Second Chance in West Virginia

The West Virginia legislature at the last minute passed a compromise bill – SB76, the WV Second Chance for Employment Act – that would allow individuals convicted of non-violent felonies to return to court after 10 years to have their convictions reduced to misdemeanors.

For several years the WV legislature has been considering how to improve employment opportunities for people with non-violent convictions, but the House and Senate had different ideas about how to do it. The Senate approach would have expanded the state’s expungement law, which now applies only to youthful misdemeanors, while the House preferred reducing nonviolent felonies to misdemeanors. On April 8, the Senate agreed to accept the “forgiving” approach favored by the House, creating a new category of “reduced misdemeanor” that need not be reported on employment applications but will be reflected in background investigations.

“Locked In” The New Yorker

Adam Gopnik of the New Yorker favorably reviews John Pfaff’s book on the causes of and cures for mass incarceration, “Locked In.” The book was discussed in previous posts on this blog; Gopnik reiterates the central thesis, that the cause is not mandatory minimums, the war on drugs, or drug convictions in general: its the prosecutors.

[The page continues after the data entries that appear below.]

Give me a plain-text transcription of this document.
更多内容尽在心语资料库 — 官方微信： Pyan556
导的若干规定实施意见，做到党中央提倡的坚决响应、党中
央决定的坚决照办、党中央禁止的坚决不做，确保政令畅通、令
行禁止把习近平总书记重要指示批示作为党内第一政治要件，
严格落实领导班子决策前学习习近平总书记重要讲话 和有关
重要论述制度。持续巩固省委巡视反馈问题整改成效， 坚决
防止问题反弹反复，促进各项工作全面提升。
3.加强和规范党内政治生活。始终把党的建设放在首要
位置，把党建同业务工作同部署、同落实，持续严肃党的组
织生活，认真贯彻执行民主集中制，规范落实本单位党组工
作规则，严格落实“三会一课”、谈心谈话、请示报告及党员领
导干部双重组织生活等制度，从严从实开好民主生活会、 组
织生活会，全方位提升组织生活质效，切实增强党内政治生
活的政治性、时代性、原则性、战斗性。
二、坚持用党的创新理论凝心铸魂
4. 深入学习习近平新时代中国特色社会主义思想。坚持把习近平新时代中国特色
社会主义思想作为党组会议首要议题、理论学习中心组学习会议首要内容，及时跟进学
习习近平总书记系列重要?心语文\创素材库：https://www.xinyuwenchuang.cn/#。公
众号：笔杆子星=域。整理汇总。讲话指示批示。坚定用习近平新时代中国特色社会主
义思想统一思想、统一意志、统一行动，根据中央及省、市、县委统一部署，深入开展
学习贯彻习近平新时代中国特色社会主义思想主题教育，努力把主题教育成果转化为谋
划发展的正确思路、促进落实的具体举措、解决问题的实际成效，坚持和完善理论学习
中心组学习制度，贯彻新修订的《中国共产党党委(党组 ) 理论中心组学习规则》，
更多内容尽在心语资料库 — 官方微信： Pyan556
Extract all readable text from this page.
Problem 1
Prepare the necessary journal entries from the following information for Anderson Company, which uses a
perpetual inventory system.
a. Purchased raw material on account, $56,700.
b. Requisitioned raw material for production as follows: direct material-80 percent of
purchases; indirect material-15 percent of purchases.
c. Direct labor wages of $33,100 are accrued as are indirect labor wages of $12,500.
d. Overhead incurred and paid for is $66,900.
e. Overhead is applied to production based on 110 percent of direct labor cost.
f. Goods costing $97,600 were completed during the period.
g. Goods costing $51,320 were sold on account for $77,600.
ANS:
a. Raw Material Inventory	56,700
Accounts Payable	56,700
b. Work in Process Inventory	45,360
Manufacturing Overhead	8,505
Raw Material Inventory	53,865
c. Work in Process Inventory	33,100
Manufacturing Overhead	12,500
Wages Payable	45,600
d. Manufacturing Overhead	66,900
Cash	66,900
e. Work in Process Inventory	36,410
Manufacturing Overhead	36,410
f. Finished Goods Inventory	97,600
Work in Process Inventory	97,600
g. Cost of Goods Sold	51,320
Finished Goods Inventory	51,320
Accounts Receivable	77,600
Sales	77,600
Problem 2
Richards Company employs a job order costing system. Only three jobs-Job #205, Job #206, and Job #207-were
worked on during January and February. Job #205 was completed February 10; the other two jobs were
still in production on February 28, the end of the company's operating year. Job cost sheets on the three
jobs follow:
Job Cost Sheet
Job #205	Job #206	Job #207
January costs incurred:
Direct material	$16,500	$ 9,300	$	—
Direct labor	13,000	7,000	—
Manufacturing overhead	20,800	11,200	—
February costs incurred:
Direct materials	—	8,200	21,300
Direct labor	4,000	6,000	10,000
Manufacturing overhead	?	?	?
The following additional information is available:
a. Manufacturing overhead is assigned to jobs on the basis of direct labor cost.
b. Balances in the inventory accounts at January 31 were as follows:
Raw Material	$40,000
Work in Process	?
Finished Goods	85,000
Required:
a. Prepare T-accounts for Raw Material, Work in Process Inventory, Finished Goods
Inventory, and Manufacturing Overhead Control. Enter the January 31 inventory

“So what makes for the madness of American incarceration? If it isn’t crazy drug laws or outrageous sentences or profit-seeking prison keepers, what is it? Pfaff has a simple explanation: it’s prosecutors. They are political creatures, who get political rewards for locking people up and almost unlimited power to do it.”
One statistic among many, from “Locked In”: While violent crime was increasing by a hundred per cent between 1970 and 1990, the number of “line” prosecutors rose by only seventeen per cent. But between 1990 and 2007, while the crime rate began to fall, the number of line prosecutors went up by fifty per cent, and the number of prisoners rose with it. Its the central paradox of mass incarceration: fewer crimes, more criminals; less wrongdoing to imprison people for, more people imprisoned.

New Trends in Prosecution

The NY Times reports on 5 Prosecutors With a Fresh Approach, newly elected local DA’s with a different approach: changing a justice system that jails too many people at the expense, they say, of common sense, public safety and even humanity. Its not an easy road,  and there has been some backlash, but it may be the best hope for real criminal justice reform.